Tonight’s burger was delicious. I totally thought I was eating a chicken parm sub the entire time. That’s exactly how it tasted! It was easy to make and a healthier version of chicken parmesan since I did not fry the meat.
Start by getting the breadcrumb mixture ready:
- In a small bowl, combine 3 tablespoons Italian-style breadcrumbs with 2 tablespoons of minced fresh basil. (The bowl I used was slightly bigger then the size burgers I made, which worked perfectly.)

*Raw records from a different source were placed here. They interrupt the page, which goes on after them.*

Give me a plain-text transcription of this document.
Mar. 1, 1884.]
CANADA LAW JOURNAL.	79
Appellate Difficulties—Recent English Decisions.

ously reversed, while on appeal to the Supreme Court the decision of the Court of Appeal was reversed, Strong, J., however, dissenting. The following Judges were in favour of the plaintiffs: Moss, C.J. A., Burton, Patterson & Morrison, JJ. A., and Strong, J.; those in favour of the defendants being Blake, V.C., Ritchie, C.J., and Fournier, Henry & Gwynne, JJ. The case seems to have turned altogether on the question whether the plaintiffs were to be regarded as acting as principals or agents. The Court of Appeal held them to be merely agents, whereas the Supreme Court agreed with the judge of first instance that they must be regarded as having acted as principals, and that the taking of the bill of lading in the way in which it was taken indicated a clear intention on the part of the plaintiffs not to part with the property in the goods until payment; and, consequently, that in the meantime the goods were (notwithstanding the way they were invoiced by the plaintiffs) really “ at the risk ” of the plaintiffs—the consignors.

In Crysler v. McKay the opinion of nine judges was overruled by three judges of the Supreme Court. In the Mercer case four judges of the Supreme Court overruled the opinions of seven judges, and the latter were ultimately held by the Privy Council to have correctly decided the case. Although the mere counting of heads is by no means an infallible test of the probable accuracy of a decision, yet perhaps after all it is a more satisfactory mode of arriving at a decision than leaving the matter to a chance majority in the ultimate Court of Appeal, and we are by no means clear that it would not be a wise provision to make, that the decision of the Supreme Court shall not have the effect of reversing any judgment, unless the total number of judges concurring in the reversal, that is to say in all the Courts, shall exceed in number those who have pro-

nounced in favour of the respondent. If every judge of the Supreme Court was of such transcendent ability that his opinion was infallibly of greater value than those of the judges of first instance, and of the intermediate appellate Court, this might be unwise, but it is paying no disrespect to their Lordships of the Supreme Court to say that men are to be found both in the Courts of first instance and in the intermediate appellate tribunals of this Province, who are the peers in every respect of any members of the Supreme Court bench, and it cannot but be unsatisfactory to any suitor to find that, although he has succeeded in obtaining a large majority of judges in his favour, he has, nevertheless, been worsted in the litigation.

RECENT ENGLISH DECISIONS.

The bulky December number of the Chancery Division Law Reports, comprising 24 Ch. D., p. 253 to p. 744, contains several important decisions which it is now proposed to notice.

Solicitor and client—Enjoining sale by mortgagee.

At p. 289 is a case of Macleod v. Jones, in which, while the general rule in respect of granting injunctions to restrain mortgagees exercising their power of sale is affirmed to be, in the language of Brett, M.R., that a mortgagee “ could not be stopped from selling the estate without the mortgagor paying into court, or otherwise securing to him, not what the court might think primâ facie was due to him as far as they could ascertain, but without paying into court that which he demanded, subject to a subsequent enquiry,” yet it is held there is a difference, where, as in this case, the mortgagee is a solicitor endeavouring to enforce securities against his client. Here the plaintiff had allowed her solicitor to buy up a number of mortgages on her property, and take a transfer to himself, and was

- Add about 2 tablespoons of grated parmesan cheese.
- Mix well.
Meanwhile, prepare the sauce:
- In a small saucepan over medium-low heat, combine 3/4 cups marinara sauce (I used Bertolli brand…feel free to use your favorite brand or to even make your own if you have time.) with 2 tablespoons minced fresh basil.
- Once the sauce bubbles, lower the heat and keep warm.
Preheat a grillpan (or your Cuisinart Griddler) to medium. Spray with nonstick cooking spray. Now you’re ready to make the burger patties:
- In a large bowl, add 1 package of ground chicken.
- Add about 2 tablespoons of the marinara sauce.
- Grate in 1/2 of a small onion and 2 cloves of garlic. (Grating helps evenly distribute the flavors. Be careful of your fingers though!)
- Add 1 tablespoon EVOO and 1/4 teaspoon each of s&p.
- Mix with your hands to combine all ingredients.
- Score the meat into 4 equal sections.
- Roll each section into a ball. Then flatten into a patty.
- Press both sides of each patty into the breadcrumb mixture so that you coat both sides.
- Cook about 5 minutes, then flip and cook for about 4 more minutes.
- Add a slice of mozzarella to each burger for the last 2 minutes of cooking.
When you serve the burgers, put some marinara sauce on the bottom of the bun. Then add the burger, some more sauce, and some basil leaves.
I used a fresh whole wheat bun from my supermarket’s bakery. Delicious! Serve with a salad (or Kraft Macaroni and Cheese like me. I know it’s a terrible pairing, but I have a weakness for it!!!)